Catherine ou Une vie sans joie – de Jean Renoir et Albert Dieudonné – 1924-1927
En 1924, Jean Renoir a 24 ans, et il est encore un « fils de » qui vit à l’ombre de son illustre peintre de père, mort cinq ans plus tôt, et qui cherche sa voie. Il a épousé Catherine Hessling, qui fut la muse de son père, et dont il veut faire une vedette. Manquait plus qu’une occasion… C’est avec Albert Dieudonné qu’il la trouve.
Une aura de mystère entoure tout de même ce premier film, dont la paternité reste incertaine. Il semble que Dieudonné et Renoir se la soient disputée, ce qui pourrait expliquer que le film n’a pas été montré au public après son tournage, en 1924. Ce n’est que trois ans plus tard qu’il a eu droit à une sortie en salles, dans un nouveau montage assuré par Dieudonné.
Difficile, donc, de dire ce que l’on doit à ce dernier, et ce qui est dû à Renoir. Une chose est sûre, toutefois : il y a dans Catherine (le titre original), ou Une vie volée (celui de 1927) des thèmes et des motifs qui habiteront le cinéma de Renoir pendant toutes les décennies à venir.
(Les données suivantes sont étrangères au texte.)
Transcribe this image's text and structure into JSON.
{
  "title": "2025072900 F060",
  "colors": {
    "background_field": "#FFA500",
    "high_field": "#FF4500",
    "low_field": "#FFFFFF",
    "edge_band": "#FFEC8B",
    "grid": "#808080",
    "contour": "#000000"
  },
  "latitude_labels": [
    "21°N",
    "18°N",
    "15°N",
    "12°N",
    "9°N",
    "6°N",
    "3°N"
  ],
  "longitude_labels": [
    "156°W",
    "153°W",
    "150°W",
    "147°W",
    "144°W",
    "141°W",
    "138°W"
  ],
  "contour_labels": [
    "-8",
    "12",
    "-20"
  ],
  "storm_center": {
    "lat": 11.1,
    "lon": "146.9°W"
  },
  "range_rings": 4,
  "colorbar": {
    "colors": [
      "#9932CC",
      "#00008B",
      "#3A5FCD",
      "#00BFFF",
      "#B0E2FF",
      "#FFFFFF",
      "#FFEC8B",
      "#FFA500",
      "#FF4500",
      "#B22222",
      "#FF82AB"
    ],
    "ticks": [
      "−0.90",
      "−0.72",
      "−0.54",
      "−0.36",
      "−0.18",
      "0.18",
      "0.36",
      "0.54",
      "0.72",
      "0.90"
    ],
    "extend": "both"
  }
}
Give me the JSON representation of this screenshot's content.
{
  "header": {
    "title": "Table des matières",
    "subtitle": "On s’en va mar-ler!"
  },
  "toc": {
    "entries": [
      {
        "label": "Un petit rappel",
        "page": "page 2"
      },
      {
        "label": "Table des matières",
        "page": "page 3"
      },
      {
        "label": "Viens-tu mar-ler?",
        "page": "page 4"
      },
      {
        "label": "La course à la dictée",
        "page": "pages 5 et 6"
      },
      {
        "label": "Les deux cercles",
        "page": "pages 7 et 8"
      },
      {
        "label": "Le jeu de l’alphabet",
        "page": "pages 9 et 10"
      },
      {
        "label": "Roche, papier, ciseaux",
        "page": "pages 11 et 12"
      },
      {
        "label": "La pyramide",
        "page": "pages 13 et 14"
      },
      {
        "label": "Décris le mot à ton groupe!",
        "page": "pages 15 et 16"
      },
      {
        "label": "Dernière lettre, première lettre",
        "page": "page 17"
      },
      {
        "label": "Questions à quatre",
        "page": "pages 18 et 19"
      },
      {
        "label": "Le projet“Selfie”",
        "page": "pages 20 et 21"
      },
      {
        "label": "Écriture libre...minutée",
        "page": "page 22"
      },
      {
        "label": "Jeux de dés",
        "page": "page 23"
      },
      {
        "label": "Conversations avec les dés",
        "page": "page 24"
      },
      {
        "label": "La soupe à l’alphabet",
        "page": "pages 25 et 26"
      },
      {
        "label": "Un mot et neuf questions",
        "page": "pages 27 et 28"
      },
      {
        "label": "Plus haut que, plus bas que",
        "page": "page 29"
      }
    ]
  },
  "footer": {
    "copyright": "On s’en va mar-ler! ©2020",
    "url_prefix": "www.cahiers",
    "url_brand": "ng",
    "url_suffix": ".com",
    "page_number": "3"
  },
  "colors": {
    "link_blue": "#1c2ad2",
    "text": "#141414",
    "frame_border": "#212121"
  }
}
On y trouve même des images qui annoncent curieusement Le Journal d’une femme de chambre (l’amorce d’une romance entre la bonne et le fils de bonne famille) ou La Bête humaine (la séquence ferroviaire, qui reste et de loin la séquence d’action la plus trépidante de toute la filmographie de Renoir).
Il y a surtout, en germe, beaucoup d’éléments que l’on retrouvera dans La Règle du Jeu quinze ans plus tard : les rapports complexes entre les classes, le jeu social auquel se livrent les représentants de la bonne société, et un sens du rythme et de la folie, mêlé à une cruauté assez féroce.
C’est assez passionnant de découvrir ce film fondateur, malgré toutes ses limites. Parce que côté scénario, c’est plutôt l’artillerie lourde que sort le scénariste et cinéaste Renoir, biberonné aux films américains dès les années 1910, dont il reprend les codes et les manies dans ce mélo qui n’épargne aucun rebondissement plombant à sa pauvre héroïne.
Il y a pourtant de très belles scènes dans le film, et même de grands moments de cinéma. Un exemple : la danse de Catherine (Catherine Hessling) et Maurice (Albert Dieudonné), sur le balcon d’un appartement dominant la foule des anonymes faisant la fête dans la rue, dont tous deux sont tenus à l’écart par l’encadrement de la fenêtre, et par un rideau tombant. Et la mort qui suit, sommet d’émotion tragique.